Identifying People by Their Browsing Histories

Interesting paper: “Replication: Why We Still Can’t Browse in Peace: On the Uniqueness and Reidentifiability of Web Browsing Histories”:

We examine the threat to individuals’ privacy based on the feasibility of reidentifying users through distinctive profiles of their browsing history visible to websites and third parties. This work replicates and extends the 2012 paper Why Johnny Can’t Browse in Peace: On the Uniqueness of Web Browsing History Patterns[48]. The original work demonstrated that browsing profiles are highly distinctive and stable. We reproduce those results and extend the original work to detail the privacy risk posed by the aggregation of browsing histories. Our dataset consists of two weeks of browsing data from ~52,000 Firefox users. Our work replicates the original paper’s core findings by identifying 48,919 distinct browsing profiles, of which 99% are unique. High uniqueness hold seven when histories are truncated to just 100 top sites. We then find that for users who visited 50 or more distinct domains in the two-week data collection period, ~50% can be reidentified using the top 10k sites. Reidentifiability rose to over 80% for users that browsed 150 or more distinct domains. Finally, we observe numerous third parties pervasive enough to gather web histories sufficient to leverage browsing history as an identifier.

One of the authors of the original study comments on the replication.

Posted on August 25, 2020 at 6:28 AM20 Comments

Comments

echo August 25, 2020 7:07 AM

This paper sounds pretty much on the ball. I know I stand out like a sore thumb. While laws exist in theory in practice I find evasion seems more the norm than not whether at technical, policy, or governance levels. It’s very exhausting dealing with this.

Phaete August 25, 2020 9:12 AM

People are ‘creatures of habit’
Put a GPS tracker (phone) on 50k people and you can do the same with their position history.

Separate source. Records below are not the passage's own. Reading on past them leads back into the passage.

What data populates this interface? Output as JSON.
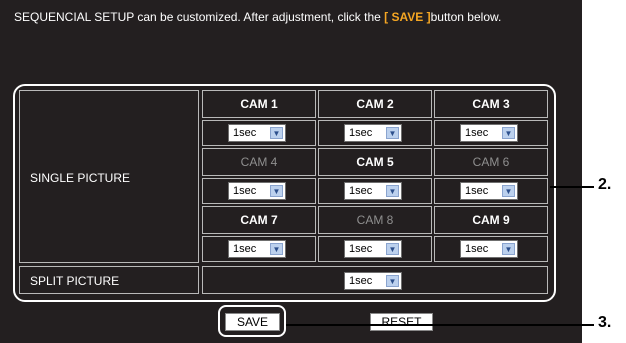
{
  "instructions": {
    "before": "SEQUENCIAL SETUP can be customized. After adjustment, click the ",
    "highlight": "[ SAVE ]",
    "after": "button below."
  },
  "single_picture": {
    "label": "SINGLE PICTURE",
    "cameras": [
      {
        "label": "CAM 1",
        "state": "active",
        "interval": "1sec"
      },
      {
        "label": "CAM 2",
        "state": "active",
        "interval": "1sec"
      },
      {
        "label": "CAM 3",
        "state": "active",
        "interval": "1sec"
      },
      {
        "label": "CAM 4",
        "state": "inactive",
        "interval": "1sec"
      },
      {
        "label": "CAM 5",
        "state": "active",
        "interval": "1sec"
      },
      {
        "label": "CAM 6",
        "state": "inactive",
        "interval": "1sec"
      },
      {
        "label": "CAM 7",
        "state": "active",
        "interval": "1sec"
      },
      {
        "label": "CAM 8",
        "state": "inactive",
        "interval": "1sec"
      },
      {
        "label": "CAM 9",
        "state": "active",
        "interval": "1sec"
      }
    ]
  },
  "split_picture": {
    "label": "SPLIT PICTURE",
    "interval": "1sec"
  },
  "buttons": {
    "save": "SAVE",
    "reset": "RESET"
  },
  "callouts": {
    "settings": "2.",
    "save": "3."
  },
  "icons": {
    "dropdown": "chevron-down-icon"
  },
  "colors": {
    "panel_bg": "#231f20",
    "highlight": "#f5a623",
    "active_text": "#ffffff",
    "inactive_text": "#8f8f8f"
  }
}
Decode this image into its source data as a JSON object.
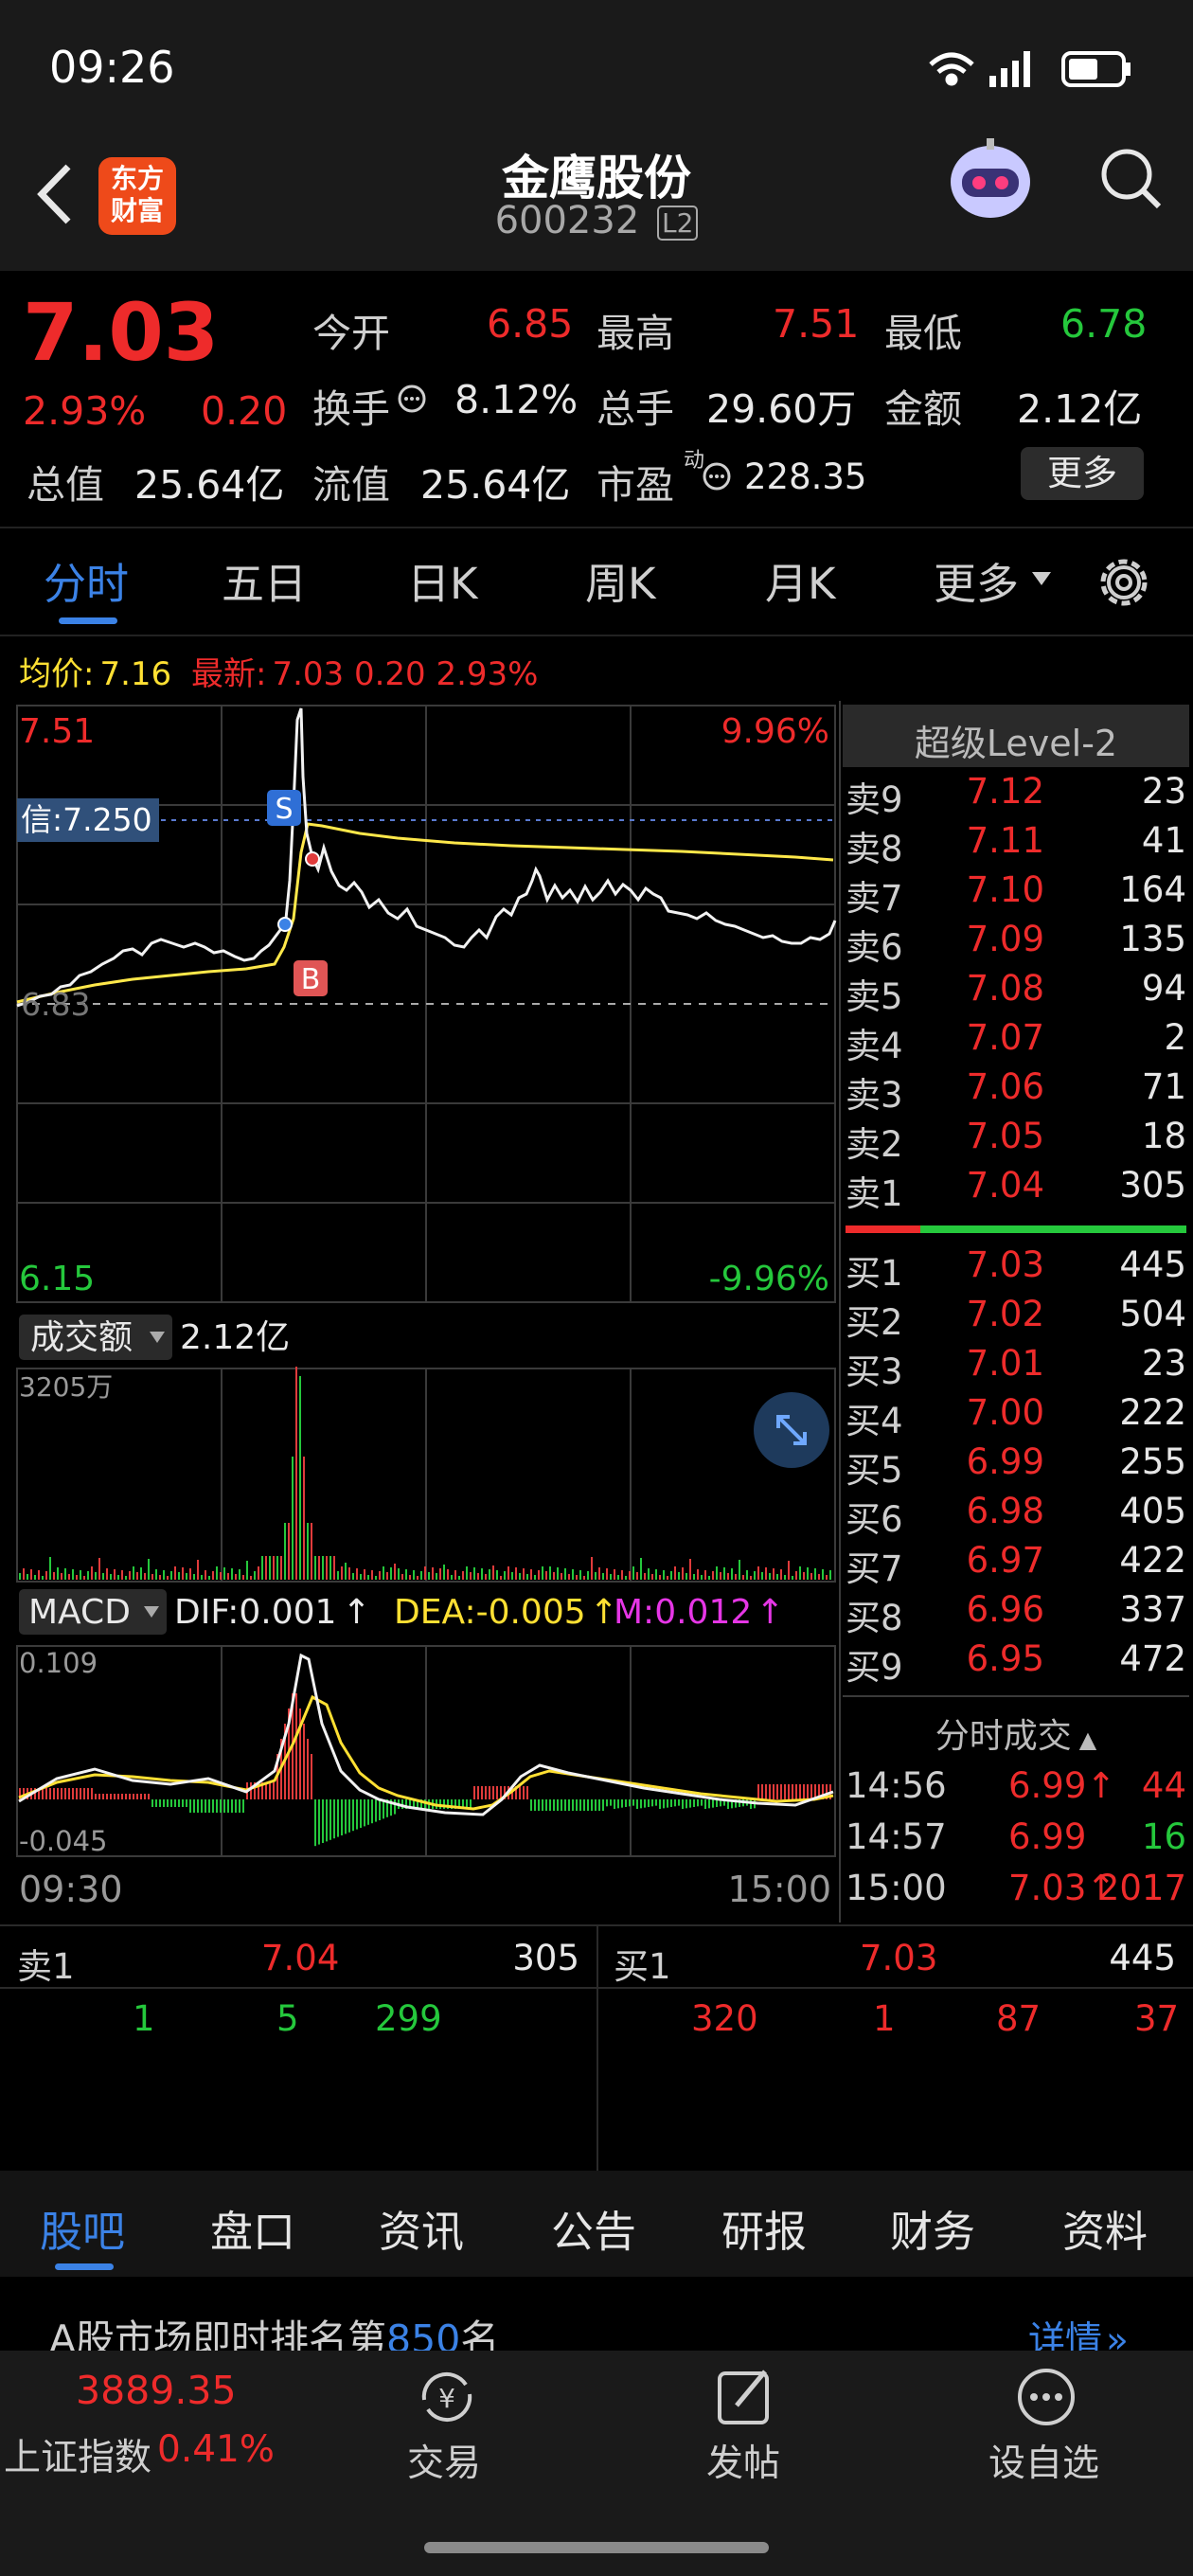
{
  "status_bar": {
    "time": "09:26"
  },
  "header": {
    "stock_name": "金鹰股份",
    "stock_code": "600232",
    "level_badge": "L2",
    "app_logo": "东方\n财富"
  },
  "quote": {
    "price": "7.03",
    "change_pct": "2.93%",
    "change": "0.20",
    "open_label": "今开",
    "open": "6.85",
    "high_label": "最高",
    "high": "7.51",
    "low_label": "最低",
    "low": "6.78",
    "turnover_label": "换手",
    "turnover": "8.12%",
    "volume_label": "总手",
    "volume": "29.60万",
    "amount_label": "金额",
    "amount": "2.12亿",
    "mktcap_label": "总值",
    "mktcap": "25.64亿",
    "float_label": "流值",
    "float": "25.64亿",
    "pe_label": "市盈",
    "pe_sup": "动",
    "pe": "228.35",
    "more_button": "更多"
  },
  "tabs": [
    "分时",
    "五日",
    "日K",
    "周K",
    "月K",
    "更多"
  ],
  "chart_header": {
    "avg_label": "均价:",
    "avg": "7.16",
    "last_label": "最新:",
    "last": "7.03 0.20 2.93%"
  },
  "main_chart": {
    "top_price": "7.51",
    "bottom_price": "6.15",
    "top_pct": "9.96%",
    "bottom_pct": "-9.96%",
    "signal_label": "信:7.250",
    "prev_close_label": "6.83",
    "s_marker": "S",
    "b_marker": "B"
  },
  "volume_panel": {
    "selector": "成交额",
    "value": "2.12亿",
    "max_label": "3205万"
  },
  "macd_panel": {
    "selector": "MACD",
    "dif": "DIF:0.001",
    "dea": "DEA:-0.005",
    "m": "M:0.012",
    "arrow": "↑",
    "top": "0.109",
    "bottom": "-0.045"
  },
  "time_axis": {
    "start": "09:30",
    "end": "15:00"
  },
  "level2": {
    "title": "超级Level-2",
    "sells": [
      {
        "label": "卖9",
        "price": "7.12",
        "vol": "23"
      },
      {
        "label": "卖8",
        "price": "7.11",
        "vol": "41"
      },
      {
        "label": "卖7",
        "price": "7.10",
        "vol": "164"
      },
      {
        "label": "卖6",
        "price": "7.09",
        "vol": "135"
      },
      {
        "label": "卖5",
        "price": "7.08",
        "vol": "94"
      },
      {
        "label": "卖4",
        "price": "7.07",
        "vol": "2"
      },
      {
        "label": "卖3",
        "price": "7.06",
        "vol": "71"
      },
      {
        "label": "卖2",
        "price": "7.05",
        "vol": "18"
      },
      {
        "label": "卖1",
        "price": "7.04",
        "vol": "305"
      }
    ],
    "buys": [
      {
        "label": "买1",
        "price": "7.03",
        "vol": "445"
      },
      {
        "label": "买2",
        "price": "7.02",
        "vol": "504"
      },
      {
        "label": "买3",
        "price": "7.01",
        "vol": "23"
      },
      {
        "label": "买4",
        "price": "7.00",
        "vol": "222"
      },
      {
        "label": "买5",
        "price": "6.99",
        "vol": "255"
      },
      {
        "label": "买6",
        "price": "6.98",
        "vol": "405"
      },
      {
        "label": "买7",
        "price": "6.97",
        "vol": "422"
      },
      {
        "label": "买8",
        "price": "6.96",
        "vol": "337"
      },
      {
        "label": "买9",
        "price": "6.95",
        "vol": "472"
      }
    ],
    "trades_title": "分时成交",
    "trades": [
      {
        "time": "14:56",
        "price": "6.99",
        "arrow": "↑",
        "vol": "44"
      },
      {
        "time": "14:57",
        "price": "6.99",
        "arrow": "",
        "vol": "16"
      },
      {
        "time": "15:00",
        "price": "7.03",
        "arrow": "↑",
        "vol": "2017"
      }
    ]
  },
  "queue": {
    "sell_label": "卖1",
    "sell_price": "7.04",
    "sell_vol": "305",
    "buy_label": "买1",
    "buy_price": "7.03",
    "buy_vol": "445",
    "sell_orders": [
      "1",
      "5",
      "299"
    ],
    "buy_orders": [
      "320",
      "1",
      "87",
      "37"
    ]
  },
  "bottom_tabs": [
    "股吧",
    "盘口",
    "资讯",
    "公告",
    "研报",
    "财务",
    "资料"
  ],
  "ranking": {
    "prefix": "A股市场即时排名第",
    "rank": "850",
    "suffix": "名",
    "details": "详情"
  },
  "footer": {
    "index_value": "3889.35",
    "index_name": "上证指数",
    "index_change": "0.41%",
    "trade": "交易",
    "post": "发帖",
    "watch": "设自选"
  }
}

Record their communications and you can identify them by speaking patterns.
Record their faces and you can identify them
Record their biometrics and ….

All just variations on the theme of “collect enough about feature X to distinguish individuals”.

It’s intrinsic, the features that make us “unique” can be used to distinguish us.

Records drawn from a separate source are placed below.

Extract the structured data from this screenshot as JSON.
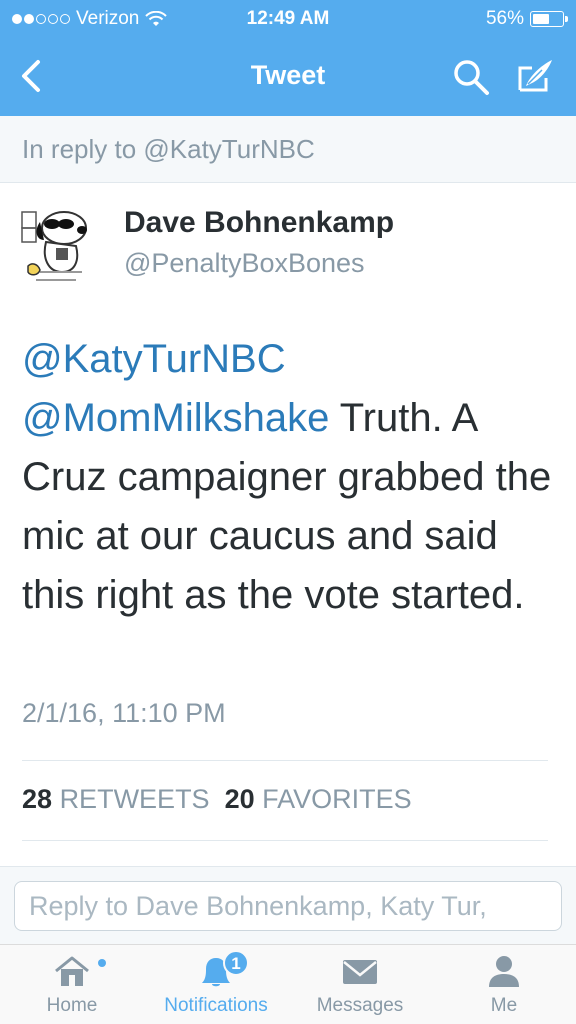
{
  "status_bar": {
    "carrier": "Verizon",
    "time": "12:49 AM",
    "battery_percent": "56%",
    "battery_level": 0.56
  },
  "nav": {
    "title": "Tweet",
    "back_icon": "chevron-left-icon",
    "search_icon": "search-icon",
    "compose_icon": "compose-icon"
  },
  "reply_context": "In reply to @KatyTurNBC",
  "tweet": {
    "author_name": "Dave Bohnenkamp",
    "author_handle": "@PenaltyBoxBones",
    "mention_1": "@KatyTurNBC",
    "mention_2": "@MomMilkshake",
    "body": " Truth. A Cruz campaigner grabbed the mic at our caucus and said this right as the vote started.",
    "timestamp": "2/1/16, 11:10 PM",
    "retweets_count": "28",
    "retweets_label": "RETWEETS",
    "favorites_count": "20",
    "favorites_label": "FAVORITES"
  },
  "reply_box": {
    "placeholder": "Reply to Dave Bohnenkamp, Katy Tur, "
  },
  "tabs": [
    {
      "label": "Home",
      "icon": "home-icon"
    },
    {
      "label": "Notifications",
      "icon": "bell-icon",
      "badge": "1"
    },
    {
      "label": "Messages",
      "icon": "envelope-icon"
    },
    {
      "label": "Me",
      "icon": "person-icon"
    }
  ],
  "colors": {
    "brand": "#55acee",
    "link": "#2b7bb9",
    "muted": "#8899a6",
    "text": "#292f33"
  }
}
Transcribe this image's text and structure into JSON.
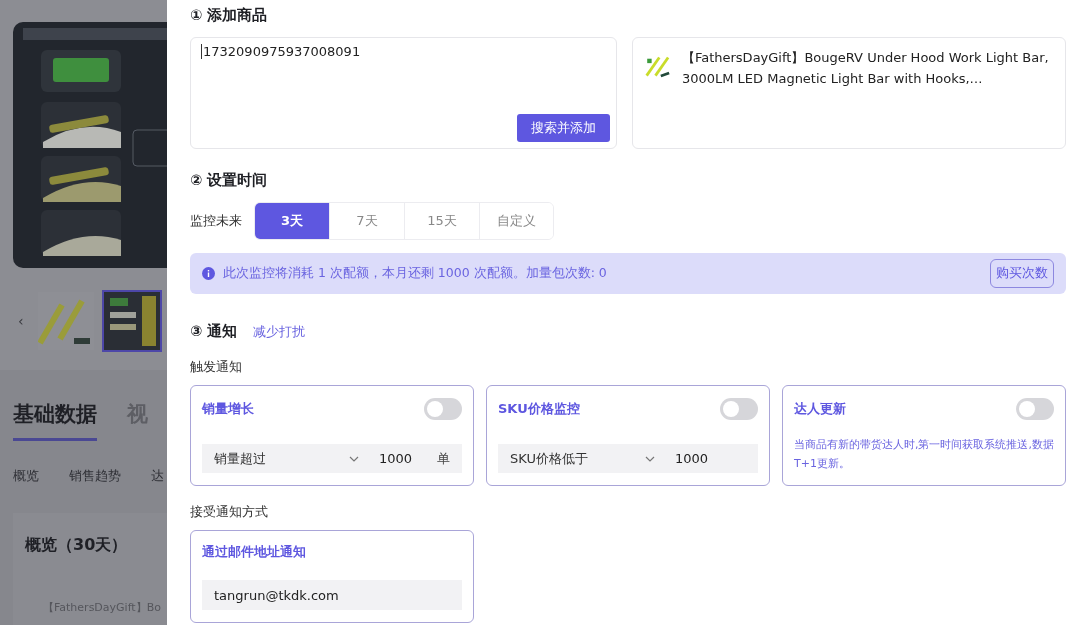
{
  "background": {
    "prev_arrow": "‹",
    "thumbnails": [
      {
        "selected": false
      },
      {
        "selected": true
      }
    ],
    "tabs": [
      {
        "label": "基础数据",
        "selected": true
      },
      {
        "label": "视",
        "selected": false
      }
    ],
    "subtabs": [
      "概览",
      "销售趋势",
      "达"
    ],
    "overview_title": "概览（30天）",
    "product_snippet": "【FathersDayGift】Bo"
  },
  "drawer": {
    "add_product": {
      "title": "① 添加商品",
      "input_value": "1732090975937008091",
      "search_button": "搜索并添加",
      "product": {
        "name": "【FathersDayGift】BougeRV Under Hood Work Light Bar, 3000LM LED Magnetic Light Bar with Hooks,…"
      }
    },
    "timing": {
      "title": "② 设置时间",
      "label": "监控未来",
      "options": [
        {
          "label": "3天",
          "selected": true
        },
        {
          "label": "7天",
          "selected": false
        },
        {
          "label": "15天",
          "selected": false
        },
        {
          "label": "自定义",
          "selected": false
        }
      ],
      "notice": "此次监控将消耗 1 次配额，本月还剩 1000 次配额。加量包次数: 0",
      "buy_button": "购买次数"
    },
    "notify": {
      "title": "③ 通知",
      "link": "减少打扰",
      "trigger_label": "触发通知",
      "triggers": [
        {
          "kind": "threshold",
          "title": "销量增长",
          "on": false,
          "condition": "销量超过",
          "value": "1000",
          "unit": "单"
        },
        {
          "kind": "threshold",
          "title": "SKU价格监控",
          "on": false,
          "condition": "SKU价格低于",
          "value": "1000"
        },
        {
          "kind": "info",
          "title": "达人更新",
          "on": false,
          "description": "当商品有新的带货达人时,第一时间获取系统推送,数据T+1更新。"
        }
      ],
      "receive_label": "接受通知方式",
      "channels": [
        {
          "title": "通过邮件地址通知",
          "value": "tangrun@tkdk.com"
        }
      ]
    }
  }
}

I’m far more concerned about HOW that data gets used then the fact that collecting the data is possible.

joker67 August 25, 2020 11:12 AM

I’m far more concerned about HOW that data gets used
then the fact that collecting the data is possible.

Well, that data shouldn’t be collected in the first place.

Even if it is possible. Even if the data weren’t analysed.

The data shouldn’t be stored, because, as the title says: we have the right to browse “in peace”. When I read a book, it doesn’t store the pages I looked at. Nor should websites.

Johnny August 25, 2020 12:08 PM

The easiest way to combat uniqueness is obfuscation and noise.

The only step forward with privacy is obfuscation. Collection is clearly already compromised, so unpatterned noise must be added to the collection process.

j.c. August 25, 2020 1:39 PM

@Phaete

People are ‘creatures of habit’

Plenty of “bad habits” and “vices” browsing online, for sure, but not just that. People develop “routines” and an “economy of thought” for dealing with the constant overload of information online, including obnoxious and unwanted marketing.

Fix a hot beverage like tea or coffee or cocoa in the same way at the same time every morning, that sort of thing. Commute by car or bike or walk the same way to and from work every day. These habits too are vices.

People are stuck in a rut, trapped by their own routines.

A lot of it is news. People check the national news, local news, news in their specific field of work. Their ways of thinking become old, and they need to learn new ways of thinking to save their own lives.

Michael S August 25, 2020 2:53 PM

The easiest way to combat uniqueness is obfuscation and noise.

It is one of the ways.

In case of Internet browsing, using Tor (www.torproject.org) is a good defense against identifying people, because a new circuit is used to access each domain, and it changes every 10 minutes.

David Leppik August 25, 2020 3:04 PM

Since it is based on only 14 days worth of data, it is impossible to say how stable the search history is over time. I suspect it is fairly stable over the course of a year, but we don’t know from this.

A typical threat model is that after a tracker is deleted, a company such as Alphabet or Facebook creates a new tracker and links the old one to the new one. The paper suggests that this can be done half the time after 50 distinct domains are visited, and 80% of the time after 150 domains are visited. But that’s assuming there are only 50,000 people.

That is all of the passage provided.